The HI, AC, and NDM and the NRS, HIT-6, and HEADWORK scores were significantly lower at every time point from the 3rd month onward compared to baseline (all P < 0.0001). No significant differences were found between patients who underwent painkiller detoxification before starting erenumab and those who did not (all P > 0.05). No significant differences were found between patients taking erenumab in combination with other preventive treatments and the ones taking it alone (all P ≥ 0.05). Five patients dropped out because of adverse events, which resolved after stopping erenumab.

CONCLUSION

Erenumab was safe and effective for CM complicated with MOH. Painkiller withdrawal and the association with other preventive treatment(s) seem useless.

摘要

背景

依瑞奈单抗是一种单克隆抗体,可阻断降钙素基因相关肽受体,已被批准用于预防慢性偏头痛(CM)。本研究旨在探讨依瑞奈单抗在现实环境中治疗 CM 和药物过度使用性头痛(MOH)患者的安全性和有效性,最长可达 1 年。

方法

回顾性分析了 81 例接受依瑞奈单抗治疗的患者的数据。

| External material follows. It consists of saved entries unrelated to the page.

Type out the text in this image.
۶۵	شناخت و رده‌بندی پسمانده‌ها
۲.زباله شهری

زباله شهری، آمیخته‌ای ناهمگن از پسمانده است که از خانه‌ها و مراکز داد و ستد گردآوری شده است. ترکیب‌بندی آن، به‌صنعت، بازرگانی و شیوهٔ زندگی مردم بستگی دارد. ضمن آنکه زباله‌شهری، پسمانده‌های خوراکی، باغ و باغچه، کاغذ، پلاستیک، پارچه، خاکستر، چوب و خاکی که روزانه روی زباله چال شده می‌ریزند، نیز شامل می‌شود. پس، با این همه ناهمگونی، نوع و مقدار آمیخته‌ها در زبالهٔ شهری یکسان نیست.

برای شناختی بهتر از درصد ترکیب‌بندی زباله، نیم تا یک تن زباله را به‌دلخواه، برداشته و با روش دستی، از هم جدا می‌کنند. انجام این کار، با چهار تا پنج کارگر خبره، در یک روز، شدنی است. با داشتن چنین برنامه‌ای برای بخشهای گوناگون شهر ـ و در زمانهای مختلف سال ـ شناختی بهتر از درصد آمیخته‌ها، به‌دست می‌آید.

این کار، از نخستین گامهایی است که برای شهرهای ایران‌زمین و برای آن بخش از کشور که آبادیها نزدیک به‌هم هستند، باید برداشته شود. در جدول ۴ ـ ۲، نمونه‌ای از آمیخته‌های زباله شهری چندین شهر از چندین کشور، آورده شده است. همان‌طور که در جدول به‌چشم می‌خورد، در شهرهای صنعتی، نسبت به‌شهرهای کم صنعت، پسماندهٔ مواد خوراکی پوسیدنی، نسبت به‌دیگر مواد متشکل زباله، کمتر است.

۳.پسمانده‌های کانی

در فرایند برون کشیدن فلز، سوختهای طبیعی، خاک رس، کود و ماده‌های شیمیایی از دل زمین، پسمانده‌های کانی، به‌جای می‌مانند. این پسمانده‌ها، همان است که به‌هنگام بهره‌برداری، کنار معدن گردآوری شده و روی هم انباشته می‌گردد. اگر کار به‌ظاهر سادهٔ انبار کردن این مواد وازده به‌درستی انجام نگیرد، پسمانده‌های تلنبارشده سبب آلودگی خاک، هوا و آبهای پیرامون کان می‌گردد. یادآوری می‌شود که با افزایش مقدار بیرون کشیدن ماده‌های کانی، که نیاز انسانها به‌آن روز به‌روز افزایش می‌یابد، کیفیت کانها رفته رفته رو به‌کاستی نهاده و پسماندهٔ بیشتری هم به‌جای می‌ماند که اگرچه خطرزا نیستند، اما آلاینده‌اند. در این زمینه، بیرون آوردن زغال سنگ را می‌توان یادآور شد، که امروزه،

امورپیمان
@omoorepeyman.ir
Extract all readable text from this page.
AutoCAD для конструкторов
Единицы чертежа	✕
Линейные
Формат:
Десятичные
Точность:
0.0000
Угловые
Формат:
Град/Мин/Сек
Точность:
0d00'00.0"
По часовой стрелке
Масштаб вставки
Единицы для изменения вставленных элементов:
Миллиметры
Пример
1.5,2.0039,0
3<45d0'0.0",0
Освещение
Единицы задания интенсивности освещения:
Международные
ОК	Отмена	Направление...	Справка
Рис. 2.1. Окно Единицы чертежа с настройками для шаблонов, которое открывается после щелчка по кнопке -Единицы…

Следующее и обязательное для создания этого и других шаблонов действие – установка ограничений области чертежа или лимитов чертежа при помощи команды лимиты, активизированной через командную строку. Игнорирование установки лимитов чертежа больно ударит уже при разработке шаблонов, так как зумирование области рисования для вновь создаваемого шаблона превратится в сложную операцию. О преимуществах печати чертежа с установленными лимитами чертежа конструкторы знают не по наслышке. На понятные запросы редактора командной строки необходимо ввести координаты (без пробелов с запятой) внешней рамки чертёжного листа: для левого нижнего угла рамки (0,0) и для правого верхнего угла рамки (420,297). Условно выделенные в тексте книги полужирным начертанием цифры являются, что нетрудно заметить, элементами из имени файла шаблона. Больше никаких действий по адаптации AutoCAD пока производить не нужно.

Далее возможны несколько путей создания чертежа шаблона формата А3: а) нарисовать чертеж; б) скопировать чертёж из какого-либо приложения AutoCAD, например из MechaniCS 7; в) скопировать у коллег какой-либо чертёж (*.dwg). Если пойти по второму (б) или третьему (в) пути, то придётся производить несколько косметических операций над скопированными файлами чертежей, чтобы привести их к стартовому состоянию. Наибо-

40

每 3 个月收集以下变量:每月头痛天数的平均值(头痛指数(HI))、每月止痛药使用量的平均值(止痛药使用量(AC))、每月使用止痛药天数的平均值(用药天数(NDM))、头痛强度(数字评分量表(NRS)评分)、6 项头痛影响测试(HIT-6)和自我报告偏头痛患者工作相关困难评估工具(HEADWORK)评分。

结果

从第 3 个月开始,HI、AC 和 NDM 以及 NRS、HIT-6 和 HEADWORK 评分均显著低于基线(所有 P<0.0001)。在开始依瑞奈单抗治疗前进行止痛药戒断的患者与未进行止痛药戒断的患者之间,没有发现差异(所有 P>0.05)。依瑞奈单抗联合其他预防性治疗与单独使用依瑞奈单抗的患者之间,没有发现差异(所有 P≥0.05)。5 名患者因不良反应而退出,停药后不良反应得到缓解。

结论

依瑞奈单抗治疗 CM 合并 MOH 安全有效。止痛药戒断和联合其他预防性治疗似乎没有效果。